BACKGROUND:
Women are vulnerable to depression during their childbearing years, and giving birth to a child precipitates postpartum depression (PPD) in some women. This review focuses on comparing the effectiveness of omega-3 polyunsaturated fatty acid supplementation on depression during pregnancy or PPD after childbirth.
METHODS:
MEDLINE, PubMed, PsycINFO, and the Cochrane Collaboration Registry of Controlled Trials etc. through July 2017 were searched. Studies of dietary intake and plasma and/or milk levels of omega-3 fatty acids and trials of benefits and effects of omega-3 fatty acids supplements on pregnant or postpartum women with depression were specifically selected.
RESULTS:
Omega-3 fatty acid deficiency, due to inadequate intake, fast depletion during pregnancy and lactation, is one of the risk factors of PPD. Associations between neuroinflammation (elevated pro-inflammatory cytokines) and aberrant neurotransmission (low serotonergic transmission activity) and risk of PPD have also been reported by numerous studies.
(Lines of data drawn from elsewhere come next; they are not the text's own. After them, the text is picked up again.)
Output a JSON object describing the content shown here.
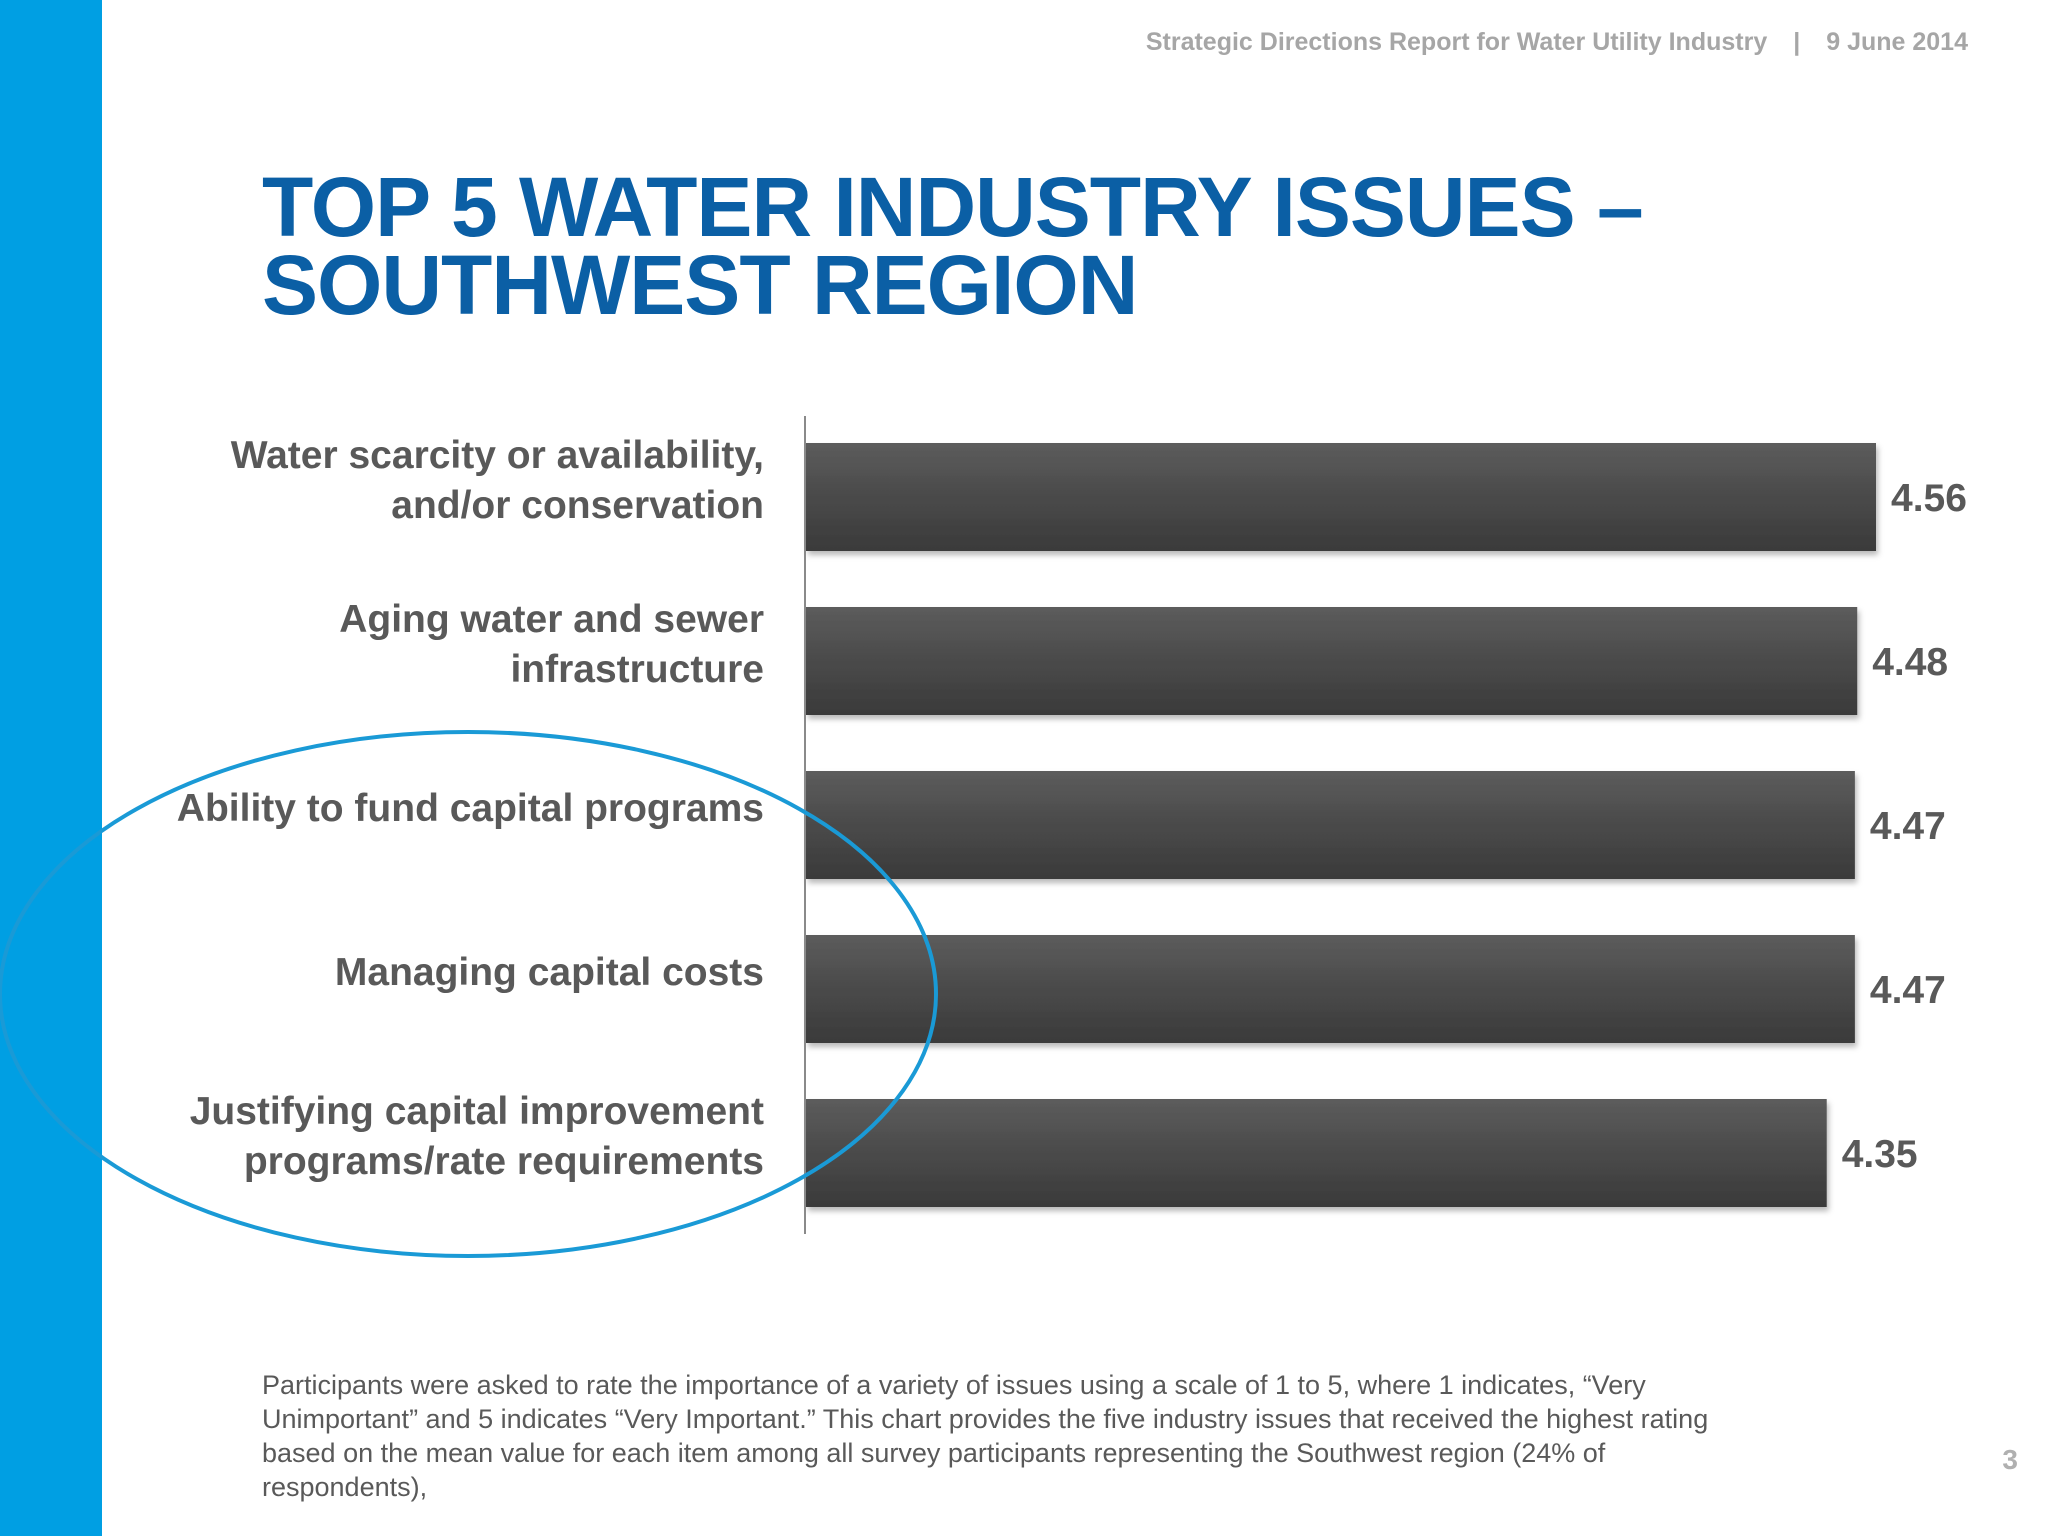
{
  "header": {
    "report_title": "Strategic Directions Report for Water Utility Industry",
    "separator": "|",
    "date": "9 June 2014"
  },
  "title": {
    "line1": "TOP 5 WATER INDUSTRY ISSUES –",
    "line2": "SOUTHWEST REGION"
  },
  "colors": {
    "accent_bar": "#009fe3",
    "title": "#0b5fa5",
    "bar": "#4a4a4a",
    "highlight_ellipse": "#1a9ad6"
  },
  "chart_data": {
    "type": "bar",
    "orientation": "horizontal",
    "categories": [
      [
        "Water scarcity or availability,",
        "and/or conservation"
      ],
      [
        "Aging water and sewer",
        "infrastructure"
      ],
      [
        "Ability to fund capital programs"
      ],
      [
        "Managing capital costs"
      ],
      [
        "Justifying capital improvement",
        "programs/rate requirements"
      ]
    ],
    "values": [
      4.56,
      4.48,
      4.47,
      4.47,
      4.35
    ],
    "data_labels": [
      "4.56",
      "4.48",
      "4.47",
      "4.47",
      "4.35"
    ],
    "xlim": [
      0,
      4.56
    ],
    "title": "",
    "xlabel": "",
    "ylabel": "",
    "grid": false,
    "legend": "none",
    "highlighted_categories": [
      2,
      3,
      4
    ]
  },
  "footnote": "Participants were asked to rate the importance of a variety of issues using a scale of 1 to 5, where 1 indicates, “Very Unimportant” and 5 indicates “Very Important.” This chart provides the five industry issues that received the highest rating based on the mean value for each item among all survey participants representing the Southwest region (24% of respondents),",
  "page_number": "3"
}
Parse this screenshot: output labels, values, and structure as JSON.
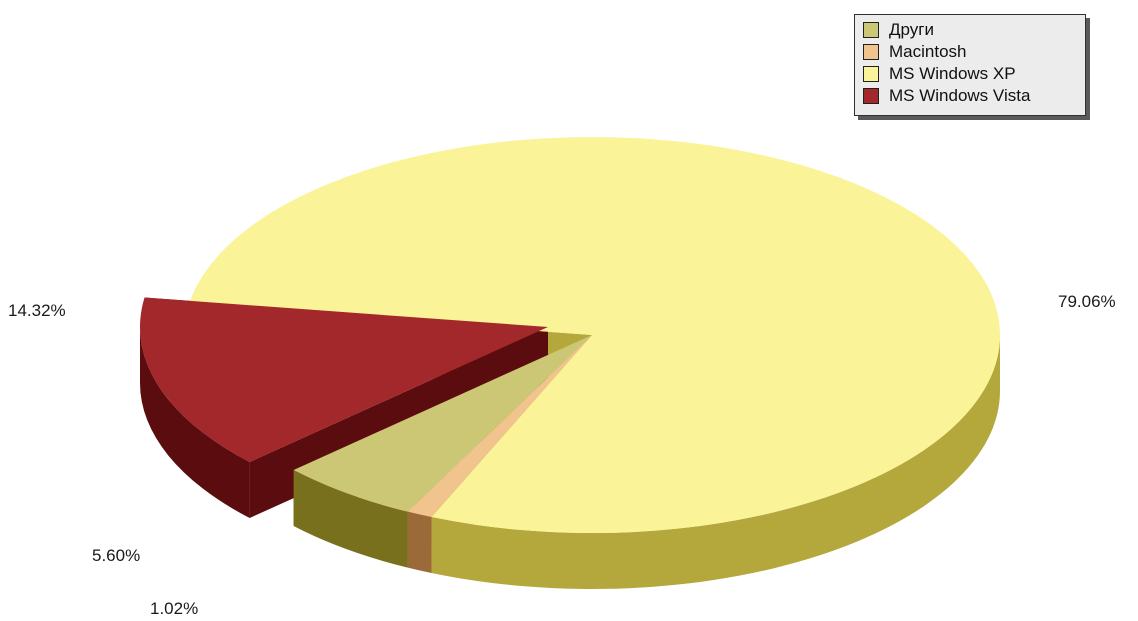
{
  "chart_data": {
    "type": "pie",
    "title": "",
    "legend_position": "top-right",
    "three_d": true,
    "slices": [
      {
        "label": "Други",
        "value": 5.6,
        "value_label": "5.60%",
        "color": "#ccc774",
        "side_color": "#78701c"
      },
      {
        "label": "Macintosh",
        "value": 1.02,
        "value_label": "1.02%",
        "color": "#f1c48e",
        "side_color": "#9a6a38"
      },
      {
        "label": "MS Windows XP",
        "value": 79.06,
        "value_label": "79.06%",
        "color": "#fbf398",
        "side_color": "#b4a83c"
      },
      {
        "label": "MS Windows Vista",
        "value": 14.32,
        "value_label": "14.32%",
        "color": "#a3282b",
        "side_color": "#5a0c0e"
      }
    ]
  }
}
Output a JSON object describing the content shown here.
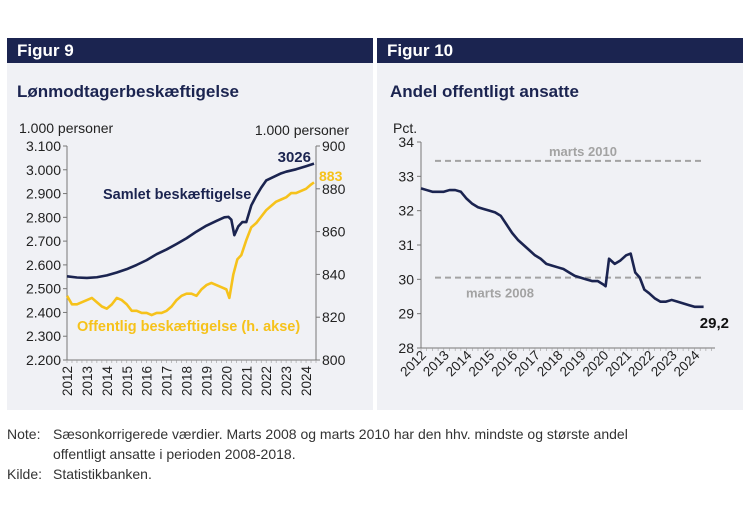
{
  "colors": {
    "header_bg": "#1b2450",
    "navy": "#1b2450",
    "yellow": "#f6c21b",
    "grey": "#a3a3a3",
    "panel_bg": "#f0f1f5"
  },
  "figures": [
    {
      "header": "Figur 9",
      "title": "Lønmodtagerbeskæftigelse",
      "chart_data": {
        "type": "line",
        "left_axis_unit": "1.000 personer",
        "right_axis_unit": "1.000 personer",
        "left_ylim": [
          2200,
          3100
        ],
        "right_ylim": [
          800,
          900
        ],
        "left_ticks": [
          "3.100",
          "3.000",
          "2.900",
          "2.800",
          "2.700",
          "2.600",
          "2.500",
          "2.400",
          "2.300",
          "2.200"
        ],
        "right_ticks": [
          "900",
          "880",
          "860",
          "840",
          "820",
          "800"
        ],
        "x_ticks": [
          "2012",
          "2013",
          "2014",
          "2015",
          "2016",
          "2017",
          "2018",
          "2019",
          "2020",
          "2021",
          "2022",
          "2023",
          "2024"
        ],
        "series": [
          {
            "name": "Samlet beskæftigelse",
            "axis": "left",
            "end_label": "3026",
            "x": [
              2012.0,
              2012.5,
              2013.0,
              2013.5,
              2014.0,
              2014.5,
              2015.0,
              2015.5,
              2016.0,
              2016.5,
              2017.0,
              2017.5,
              2018.0,
              2018.5,
              2019.0,
              2019.5,
              2019.9,
              2020.1,
              2020.25,
              2020.4,
              2020.6,
              2020.8,
              2021.0,
              2021.25,
              2021.5,
              2021.75,
              2022.0,
              2022.25,
              2022.5,
              2022.75,
              2023.0,
              2023.5,
              2024.0,
              2024.4
            ],
            "values": [
              2552,
              2547,
              2545,
              2548,
              2556,
              2568,
              2582,
              2600,
              2620,
              2645,
              2665,
              2688,
              2712,
              2740,
              2765,
              2785,
              2800,
              2802,
              2790,
              2725,
              2762,
              2780,
              2780,
              2850,
              2890,
              2925,
              2955,
              2965,
              2975,
              2985,
              2992,
              3002,
              3015,
              3026
            ]
          },
          {
            "name": "Offentlig beskæftigelse (h. akse)",
            "axis": "right",
            "end_label": "883",
            "x": [
              2012.0,
              2012.25,
              2012.5,
              2012.75,
              2013.0,
              2013.25,
              2013.5,
              2013.75,
              2014.0,
              2014.25,
              2014.5,
              2014.75,
              2015.0,
              2015.25,
              2015.5,
              2015.75,
              2016.0,
              2016.25,
              2016.5,
              2016.75,
              2017.0,
              2017.25,
              2017.5,
              2017.75,
              2018.0,
              2018.25,
              2018.5,
              2018.75,
              2019.0,
              2019.25,
              2019.5,
              2019.75,
              2020.0,
              2020.15,
              2020.35,
              2020.55,
              2020.75,
              2021.0,
              2021.25,
              2021.5,
              2021.75,
              2022.0,
              2022.25,
              2022.5,
              2022.75,
              2023.0,
              2023.25,
              2023.5,
              2023.75,
              2024.0,
              2024.25,
              2024.4
            ],
            "values": [
              830,
              826,
              826,
              827,
              828,
              829,
              827,
              825,
              824,
              826,
              829,
              828,
              826,
              823,
              823,
              822,
              822,
              821,
              822,
              822,
              823,
              825,
              828,
              830,
              831,
              831,
              830,
              833,
              835,
              836,
              835,
              834,
              833,
              829,
              840,
              847,
              849,
              856,
              862,
              864,
              867,
              870,
              872,
              874,
              875,
              876,
              878,
              878,
              879,
              880,
              882,
              883
            ]
          }
        ]
      }
    },
    {
      "header": "Figur 10",
      "title": "Andel offentligt ansatte",
      "chart_data": {
        "type": "line",
        "y_unit": "Pct.",
        "ylim": [
          28,
          34
        ],
        "y_ticks": [
          "34",
          "33",
          "32",
          "31",
          "30",
          "29",
          "28"
        ],
        "x_ticks": [
          "2012",
          "2013",
          "2014",
          "2015",
          "2016",
          "2017",
          "2018",
          "2019",
          "2020",
          "2021",
          "2022",
          "2023",
          "2024"
        ],
        "reference_lines": [
          {
            "label": "marts 2010",
            "value": 33.45
          },
          {
            "label": "marts 2008",
            "value": 30.05
          }
        ],
        "series": [
          {
            "end_label": "29,2",
            "x": [
              2012.0,
              2012.25,
              2012.5,
              2012.75,
              2013.0,
              2013.25,
              2013.5,
              2013.75,
              2014.0,
              2014.25,
              2014.5,
              2014.75,
              2015.0,
              2015.25,
              2015.5,
              2015.75,
              2016.0,
              2016.25,
              2016.5,
              2016.75,
              2017.0,
              2017.25,
              2017.5,
              2017.75,
              2018.0,
              2018.25,
              2018.5,
              2018.75,
              2019.0,
              2019.25,
              2019.5,
              2019.75,
              2020.0,
              2020.1,
              2020.25,
              2020.5,
              2020.75,
              2021.0,
              2021.2,
              2021.4,
              2021.6,
              2021.8,
              2022.0,
              2022.25,
              2022.5,
              2022.75,
              2023.0,
              2023.25,
              2023.5,
              2023.75,
              2024.0,
              2024.25,
              2024.4
            ],
            "values": [
              32.65,
              32.6,
              32.55,
              32.55,
              32.55,
              32.6,
              32.6,
              32.55,
              32.35,
              32.2,
              32.1,
              32.05,
              32.0,
              31.95,
              31.85,
              31.6,
              31.35,
              31.15,
              31.0,
              30.85,
              30.7,
              30.6,
              30.45,
              30.4,
              30.35,
              30.3,
              30.2,
              30.1,
              30.05,
              30.0,
              29.95,
              29.95,
              29.85,
              29.8,
              30.6,
              30.45,
              30.55,
              30.7,
              30.75,
              30.2,
              30.05,
              29.7,
              29.6,
              29.45,
              29.35,
              29.35,
              29.4,
              29.35,
              29.3,
              29.25,
              29.2,
              29.2,
              29.2
            ]
          }
        ]
      }
    }
  ],
  "note": {
    "note_label": "Note:",
    "note_line1": "Sæsonkorrigerede værdier. Marts 2008 og marts 2010 har den hhv. mindste og største andel",
    "note_line2": "offentligt ansatte i perioden 2008-2018.",
    "source_label": "Kilde:",
    "source_text": "Statistikbanken."
  }
}
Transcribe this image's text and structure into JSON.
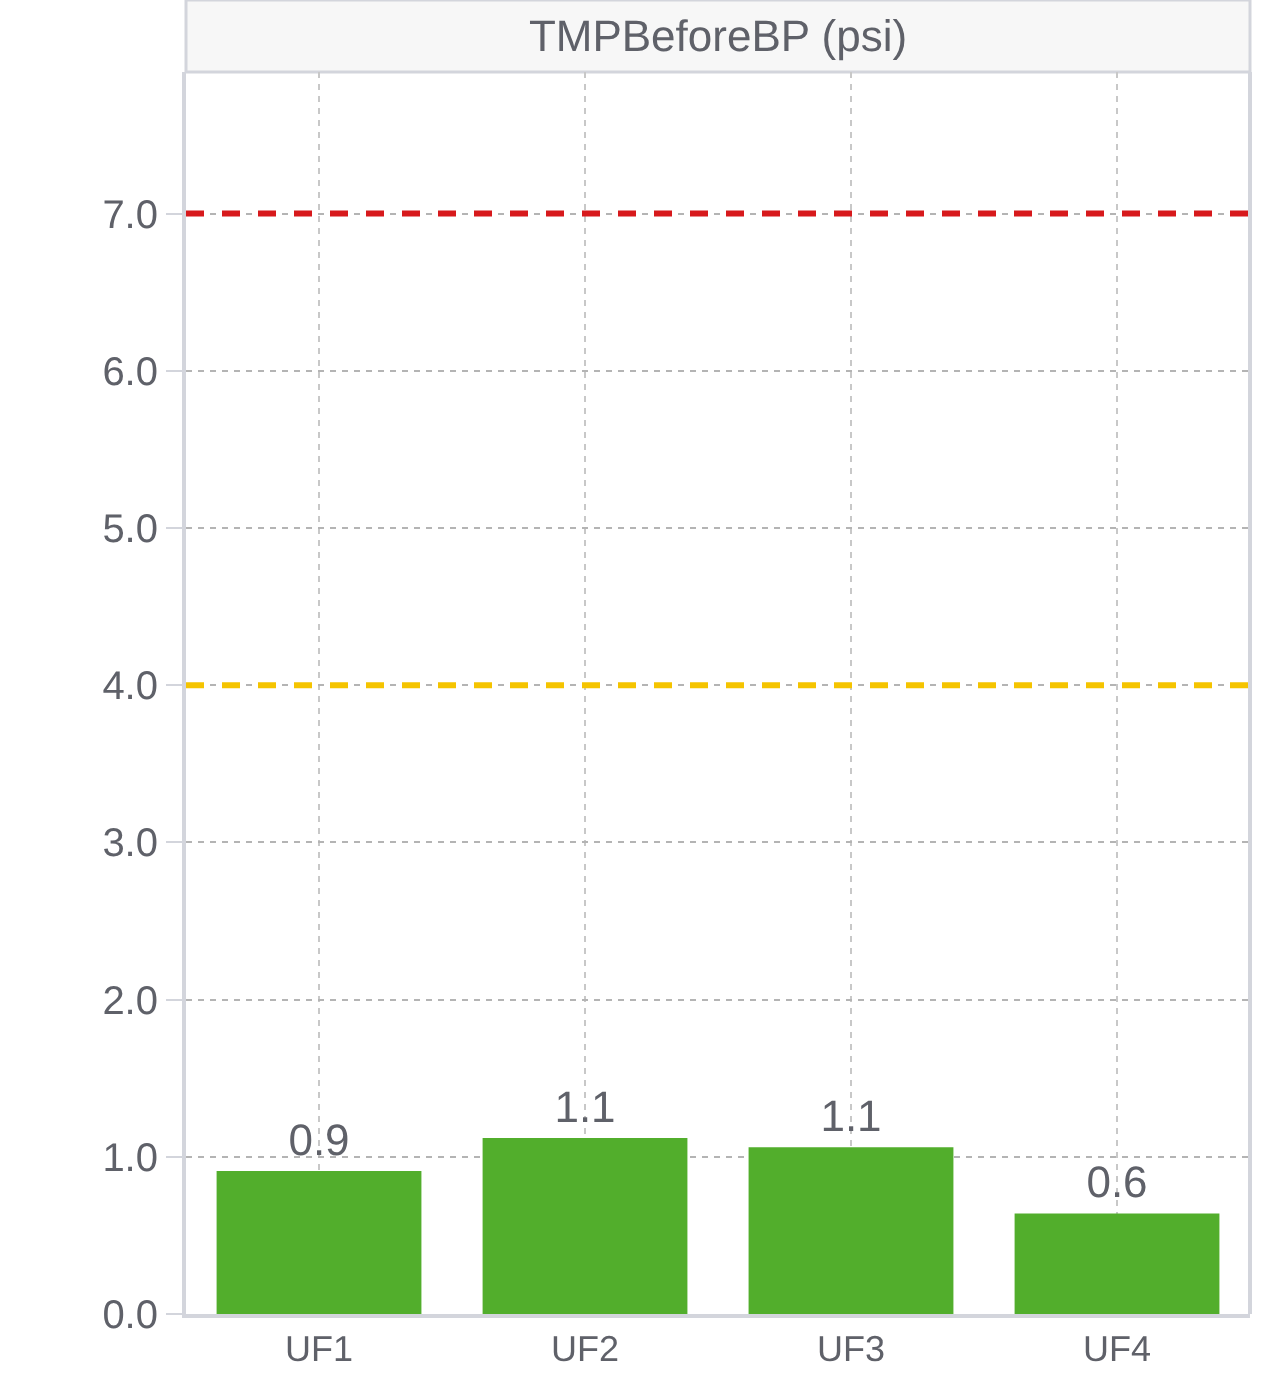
{
  "chart_data": {
    "type": "bar",
    "title": "TMPBeforeBP (psi)",
    "categories": [
      "UF1",
      "UF2",
      "UF3",
      "UF4"
    ],
    "values": [
      0.91,
      1.12,
      1.06,
      0.64
    ],
    "value_labels": [
      "0.9",
      "1.1",
      "1.1",
      "0.6"
    ],
    "color": "#52ae2c",
    "ylim": [
      0,
      7.9
    ],
    "yticks": [
      {
        "value": 0,
        "label": "0.0"
      },
      {
        "value": 1,
        "label": "1.0"
      },
      {
        "value": 2,
        "label": "2.0"
      },
      {
        "value": 3,
        "label": "3.0"
      },
      {
        "value": 4,
        "label": "4.0"
      },
      {
        "value": 5,
        "label": "5.0"
      },
      {
        "value": 6,
        "label": "6.0"
      },
      {
        "value": 7,
        "label": "7.0"
      }
    ],
    "grid": true,
    "ref_lines": [
      {
        "axis": "y",
        "value": 7,
        "label": null,
        "color": "#d7191c",
        "line_style": "dashed"
      },
      {
        "axis": "y",
        "value": 4,
        "label": null,
        "color": "#f5c400",
        "line_style": "dashed"
      }
    ]
  }
}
Supplementation with eicosapentaenoic acid (EPA)-rich oil can effectively reduce depression during pregnancy and PPD after childbirth. Long term treatment with docosahexaenoic acid (DHA)-rich oil can be effective in reducing the risk of PPD in healthy women, but not in lactating women. Supplementation of DHA-rich oil to women begun at pregnancy and continued after childbirth exerts no beneficial effect on depression.
CONCLUSIONS:
Dietary supplementation with omega-3 fatty acids rich in EPA during pregnancy or postpartum reduces some symptoms associated with depression. DHA supplementation to healthy pregnant women can also reduce the risk of PPD.